4. Materials and Methods
4.1. Plant Material
Different tissues of ten cultivars from the O. sativa ssp. japonica, indica and aus were used for RNA isolation. Cultivars of the subspecies aus, indica and japonica are referred to in the text as aus, indica or japonica cultivars. Plants were grown under combined drought and heat stress in the field at the International Rice Research Institute at the Philippines (IRRI) (Dular, N22, Anjali) [34], under heat and combined drought and heat stress under controlled climate conditions at IRRI (N22, Moroberekan) [35], under shoot submergence and root salinity, and combined shoot submergence and root salinity in net-houses at IRRI (IR64) [32], under high night temperature stress under controlled climate conditions at the Max Planck Institute of Molecular Plant Physiology in Germany (IR62266-42-6-2, IR64, IR72, CT9993-5-10-1M, M202, Moroberekan, Nipponbare) [36] and under high night temperature stress in the field at IRRI (IR62266-42-6-2, IR64, IR72, CT9993-5-10-1M, M202, Moroberekan) [33]. Samples were obtained from plants grown under both stress and control conditions (see Supplementary File S1 for a complete list of all samples). An overview of cultivars, tissues and growth environments is given in Table 1. The selection of cultivars was based on their different sensitivity to high night temperature [36], heat, drought or combined heat and drought stress [34,35].
4.2. RNA Extraction and Sequencing
Total RNA was isolated from homogenized frozen material from all samples listed in Supplementary File S1 using Trizol-based methods [61,62]. RNA was quantified spectrophotometrically (NanoDrop Technologies, Wilmington, DE, USA) and genomic DNA contamination was removed by DNase treatment (Rapid Out DNA Removal Kit, Thermo Scientific, Dreieich, Germany).

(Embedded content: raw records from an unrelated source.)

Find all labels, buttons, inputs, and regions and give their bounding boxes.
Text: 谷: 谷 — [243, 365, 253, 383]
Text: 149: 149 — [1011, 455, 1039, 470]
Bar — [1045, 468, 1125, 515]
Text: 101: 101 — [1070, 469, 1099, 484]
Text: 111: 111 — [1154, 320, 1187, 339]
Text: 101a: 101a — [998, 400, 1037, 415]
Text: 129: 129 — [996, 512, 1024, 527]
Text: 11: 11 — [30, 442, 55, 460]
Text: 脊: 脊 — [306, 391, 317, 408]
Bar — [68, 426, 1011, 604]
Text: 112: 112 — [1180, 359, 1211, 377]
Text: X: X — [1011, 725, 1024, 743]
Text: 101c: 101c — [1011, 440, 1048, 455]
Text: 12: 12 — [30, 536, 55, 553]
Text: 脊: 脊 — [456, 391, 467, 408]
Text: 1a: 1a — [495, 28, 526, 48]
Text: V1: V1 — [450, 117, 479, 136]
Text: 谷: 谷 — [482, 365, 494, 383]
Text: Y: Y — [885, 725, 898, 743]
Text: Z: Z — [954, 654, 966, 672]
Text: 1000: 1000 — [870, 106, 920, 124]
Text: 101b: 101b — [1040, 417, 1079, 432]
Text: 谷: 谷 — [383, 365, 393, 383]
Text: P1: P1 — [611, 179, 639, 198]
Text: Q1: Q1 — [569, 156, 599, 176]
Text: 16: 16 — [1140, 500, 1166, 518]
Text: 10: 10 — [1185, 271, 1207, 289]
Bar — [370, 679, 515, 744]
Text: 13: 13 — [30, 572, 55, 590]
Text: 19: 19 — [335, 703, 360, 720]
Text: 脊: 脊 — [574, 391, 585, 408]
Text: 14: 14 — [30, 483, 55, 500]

Absence of genomic DNA was verified by qRT-PCR using a primer pair amplifying an intron sequence [63]. Final RNA quality and integrity were assayed using the Agilent 2100 Bioanalyzer (Agilent Technologies, Santa Clara, CA, USA). For each cultivar, RNA isolated from all organs and treatments was pooled to generate one sample per cultivar. PacBio library preparation and sequencing were performed at the Max Planck Genome Center Cologne, Germany. cDNA was synthesized and amplified according to the Pacific Biosciences’s protocol using the SMARTer PCR cDNA Synthesis kit (Clontech, Mountain View, CA, USA) and amplification by the KAPA HIFI PCR Kit (Kapa Biosystems, Wilmington, MA, USA). The cDNAs were not size-selected and PacBio libraries were prepared with the SMRTbell Template Prep Kit 1.0 (Pacific Biosciences, Menlo Park, CA, USA) and sequenced on the PacBio Sequel I with Sequel DNA polymerase and binding kit and sequencing chemistry version 2.1 for 600 min. Each library was sequenced on two or three SMRT cells to achieve sufficient coverage.For RNA-Seq analysis, RNA was isolated from developing seeds of the aus cultivar N22. Plants were grown in the field in 2013 under either well-watered control conditions or under combined drought and heat stress [34] and RNA was extracted using Ribospin Seed/Fruit and Riboclear plus! (GeneAll Biotechnology, Songpa-gu, Republic of Korea) following the manufacturer´s instructions. Three biological replicates were generated for each condition (control/stress). Quantification of RNA and quality controls were performed as described above. Library preparation and sequencing were performed at the Max Planck Genome Centre Cologne. Libraries were prepared with NEBNext Ultra Directional RNA Library Prep Kit for Illumina (New England Biolabs, Frankfurt am Main, Germany) and sequenced using Illumina HiSeq 3000 technology generating approximately 30 million 150 base pair-long single-end reads per sample.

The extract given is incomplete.